I wore glasses from the age of about nine and always looked forward to the twice-yearly visits to the optician, which usually took place after school. I took ages to choose frames, relishing the creation of a new identity with each pair, but Dad had the patience of a saint, coupled with a Rik Mayall-style of piss-take humour, which meant he would rarely rush me and would always end up laughing at glasses that didn’t suit my chubby face. I would feign offence and ask for the designer ones instead, but was only ever allowed the cheap ones until I paid for them myself. Usually, by the time I got home I regretted my choice anyway.
During my teen emo days, a thick, black, square-framed pair from Boots were the first set of glasses I actually enjoyed wearing, because they were in fashion. Later, when I turned my nose up at these in favour of contact lenses, it was Dad who took me for an eye test and paid the monthly subscription.
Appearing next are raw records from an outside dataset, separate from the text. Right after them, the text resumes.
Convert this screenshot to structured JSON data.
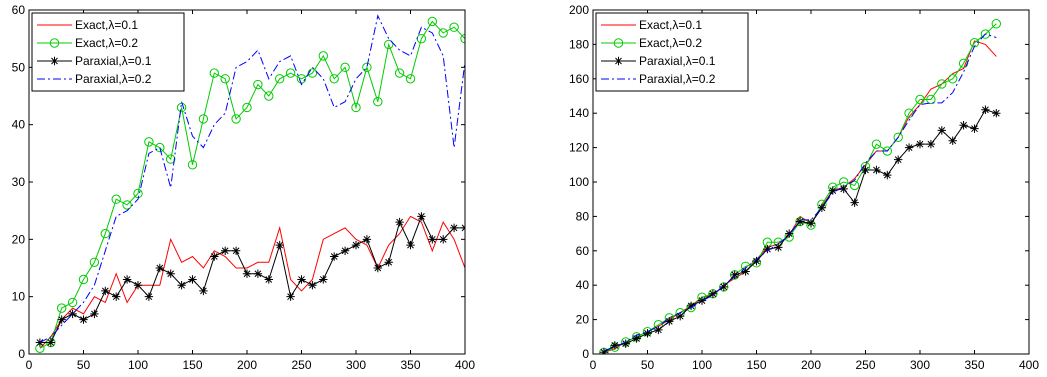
{
  "chart_data": [
    {
      "type": "line",
      "title": "",
      "xlabel": "",
      "ylabel": "",
      "xlim": [
        0,
        400
      ],
      "ylim": [
        0,
        60
      ],
      "xticks": [
        0,
        50,
        100,
        150,
        200,
        250,
        300,
        350,
        400
      ],
      "yticks": [
        0,
        10,
        20,
        30,
        40,
        50,
        60
      ],
      "grid": false,
      "legend_position": "top-left",
      "series": [
        {
          "name": "Exact,λ=0.1",
          "color": "#ff0000",
          "style": "solid",
          "marker": "none",
          "x": [
            10,
            20,
            30,
            40,
            50,
            60,
            70,
            80,
            90,
            100,
            110,
            120,
            130,
            140,
            150,
            160,
            170,
            180,
            190,
            200,
            210,
            220,
            230,
            240,
            250,
            260,
            270,
            280,
            290,
            300,
            310,
            320,
            330,
            340,
            350,
            360,
            370,
            380,
            390,
            400
          ],
          "values": [
            1,
            3,
            6,
            8,
            7,
            10,
            9,
            14,
            9,
            12,
            12,
            12,
            20,
            16,
            17,
            15,
            18,
            17,
            15,
            15,
            16,
            16,
            22,
            13,
            11,
            13,
            20,
            21,
            22,
            20,
            19,
            15,
            19,
            21,
            24,
            23,
            18,
            23,
            20,
            15
          ]
        },
        {
          "name": "Exact,λ=0.2",
          "color": "#00cc00",
          "style": "solid",
          "marker": "circle",
          "x": [
            10,
            20,
            30,
            40,
            50,
            60,
            70,
            80,
            90,
            100,
            110,
            120,
            130,
            140,
            150,
            160,
            170,
            180,
            190,
            200,
            210,
            220,
            230,
            240,
            250,
            260,
            270,
            280,
            290,
            300,
            310,
            320,
            330,
            340,
            350,
            360,
            370,
            380,
            390,
            400
          ],
          "values": [
            1,
            2,
            8,
            9,
            13,
            16,
            21,
            27,
            26,
            28,
            37,
            36,
            34,
            43,
            33,
            41,
            49,
            48,
            41,
            43,
            47,
            45,
            48,
            49,
            48,
            49,
            52,
            48,
            50,
            43,
            50,
            44,
            54,
            49,
            48,
            55,
            58,
            56,
            57,
            55
          ]
        },
        {
          "name": "Paraxial,λ=0.1",
          "color": "#000000",
          "style": "solid",
          "marker": "star",
          "x": [
            10,
            20,
            30,
            40,
            50,
            60,
            70,
            80,
            90,
            100,
            110,
            120,
            130,
            140,
            150,
            160,
            170,
            180,
            190,
            200,
            210,
            220,
            230,
            240,
            250,
            260,
            270,
            280,
            290,
            300,
            310,
            320,
            330,
            340,
            350,
            360,
            370,
            380,
            390,
            400
          ],
          "values": [
            2,
            2,
            6,
            7,
            6,
            7,
            11,
            10,
            13,
            12,
            10,
            15,
            14,
            12,
            13,
            11,
            17,
            18,
            18,
            14,
            14,
            13,
            19,
            10,
            13,
            12,
            13,
            17,
            18,
            19,
            20,
            15,
            16,
            23,
            19,
            24,
            20,
            20,
            22,
            22
          ]
        },
        {
          "name": "Paraxial,λ=0.2",
          "color": "#0000ff",
          "style": "dashdot",
          "marker": "none",
          "x": [
            10,
            20,
            30,
            40,
            50,
            60,
            70,
            80,
            90,
            100,
            110,
            120,
            130,
            140,
            150,
            160,
            170,
            180,
            190,
            200,
            210,
            220,
            230,
            240,
            250,
            260,
            270,
            280,
            290,
            300,
            310,
            320,
            330,
            340,
            350,
            360,
            370,
            380,
            390,
            400
          ],
          "values": [
            2,
            3,
            5,
            7,
            9,
            12,
            18,
            24,
            25,
            27,
            35,
            36,
            29,
            44,
            38,
            36,
            40,
            42,
            50,
            51,
            53,
            48,
            51,
            52,
            47,
            50,
            48,
            43,
            44,
            48,
            50,
            59,
            55,
            53,
            52,
            57,
            56,
            52,
            36,
            51
          ]
        }
      ]
    },
    {
      "type": "line",
      "title": "",
      "xlabel": "",
      "ylabel": "",
      "xlim": [
        0,
        400
      ],
      "ylim": [
        0,
        200
      ],
      "xticks": [
        0,
        50,
        100,
        150,
        200,
        250,
        300,
        350,
        400
      ],
      "yticks": [
        0,
        20,
        40,
        60,
        80,
        100,
        120,
        140,
        160,
        180,
        200
      ],
      "grid": false,
      "legend_position": "top-left",
      "series": [
        {
          "name": "Exact,λ=0.1",
          "color": "#ff0000",
          "style": "solid",
          "marker": "none",
          "x": [
            10,
            20,
            30,
            40,
            50,
            60,
            70,
            80,
            90,
            100,
            110,
            120,
            130,
            140,
            150,
            160,
            170,
            180,
            190,
            200,
            210,
            220,
            230,
            240,
            250,
            260,
            270,
            280,
            290,
            300,
            310,
            320,
            330,
            340,
            350,
            360,
            370
          ],
          "values": [
            1,
            3,
            7,
            10,
            13,
            16,
            20,
            24,
            28,
            33,
            34,
            40,
            44,
            48,
            55,
            62,
            64,
            69,
            80,
            76,
            86,
            95,
            97,
            102,
            110,
            118,
            118,
            126,
            138,
            145,
            154,
            157,
            163,
            166,
            182,
            180,
            173
          ]
        },
        {
          "name": "Exact,λ=0.2",
          "color": "#00cc00",
          "style": "solid",
          "marker": "circle",
          "x": [
            10,
            20,
            30,
            40,
            50,
            60,
            70,
            80,
            90,
            100,
            110,
            120,
            130,
            140,
            150,
            160,
            170,
            180,
            190,
            200,
            210,
            220,
            230,
            240,
            250,
            260,
            270,
            280,
            290,
            300,
            310,
            320,
            330,
            340,
            350,
            360,
            370
          ],
          "values": [
            1,
            4,
            7,
            10,
            13,
            17,
            21,
            24,
            27,
            33,
            35,
            39,
            46,
            51,
            53,
            65,
            65,
            68,
            77,
            75,
            87,
            97,
            100,
            98,
            109,
            122,
            118,
            126,
            140,
            148,
            148,
            157,
            160,
            169,
            181,
            186,
            192
          ]
        },
        {
          "name": "Paraxial,λ=0.1",
          "color": "#000000",
          "style": "solid",
          "marker": "star",
          "x": [
            10,
            20,
            30,
            40,
            50,
            60,
            70,
            80,
            90,
            100,
            110,
            120,
            130,
            140,
            150,
            160,
            170,
            180,
            190,
            200,
            210,
            220,
            230,
            240,
            250,
            260,
            270,
            280,
            290,
            300,
            310,
            320,
            330,
            340,
            350,
            360,
            370
          ],
          "values": [
            1,
            5,
            6,
            9,
            12,
            14,
            19,
            22,
            28,
            31,
            35,
            39,
            46,
            48,
            54,
            61,
            62,
            70,
            77,
            76,
            85,
            95,
            96,
            88,
            107,
            107,
            104,
            113,
            120,
            122,
            122,
            130,
            124,
            133,
            131,
            142,
            140
          ]
        },
        {
          "name": "Paraxial,λ=0.2",
          "color": "#0000ff",
          "style": "dashdot",
          "marker": "none",
          "x": [
            10,
            20,
            30,
            40,
            50,
            60,
            70,
            80,
            90,
            100,
            110,
            120,
            130,
            140,
            150,
            160,
            170,
            180,
            190,
            200,
            210,
            220,
            230,
            240,
            250,
            260,
            270,
            280,
            290,
            300,
            310,
            320,
            330,
            340,
            350,
            360,
            370
          ],
          "values": [
            2,
            4,
            7,
            11,
            13,
            16,
            21,
            24,
            27,
            31,
            34,
            40,
            45,
            50,
            55,
            60,
            64,
            69,
            78,
            78,
            85,
            94,
            97,
            101,
            111,
            118,
            118,
            126,
            136,
            145,
            146,
            146,
            152,
            164,
            179,
            186,
            184
          ]
        }
      ]
    }
  ]
}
When Dad used to remove his glasses, I remember thinking as a child how much smaller and squintier his eyes looked – but also how much more blue they appeared, like tiny sparkling sapphires on a pillow of pink and white. I never saw him cry until he was diagnosed with the cancer that would kill him many years later. As depression began to follow him around like a black cloud, I saw his glasses discarded more frequently to make room for his tears, which fell in hospitals, in our house, in the shower. His cheerful nature and silly humour were slowly replaced by a disposition that was a darker blue than his eyes.
Dad spent a lot of time in bed while sick, utterly bored but never complaining, so I fed him my university book list to keep him occupied when I moved back home after graduating. We discussed all the books I had read as part of my English course (and the ones I hadn’t) and I often came home from my internship to see Dad tucking into one of my recommendations, his glasses on the wooden dresser and his rapidly shrinking body beneath my pink bedcover. With the cancer rotting his bones, he was no longer able to make it up three flights of stairs to his bedroom, and I was in the spare room.
Dad was the one who moulded me into a voracious reader, and who taught me to write when I was three. A few years later, he helped me make my own handwritten mini-books with wallpaper leftovers, adding some of his skilled illustrations to accompany my fairytales.
Dad also enthralled me and my brother with his animated voices at bedtime (especially Roald Dahl).
I now know that I did not inherit Dad’s short-sightedness. DNA tests after his death proved that he was not my biological father. But I’ve come to realise two years later that it doesn’t matter in the slightest. Dad’s glasses are a fantastic reminder of who he was – a smart hard worker who was patient and resilient to his core – and I would like to think I inherited some of those qualities from him.
Of course, I was at first distraught to learn we weren’t related. But now his specs don’t remind me of our technical differences, but more of the strength of our love for each other. They are a physical reminder of the non-physical attributes he bestowed upon me.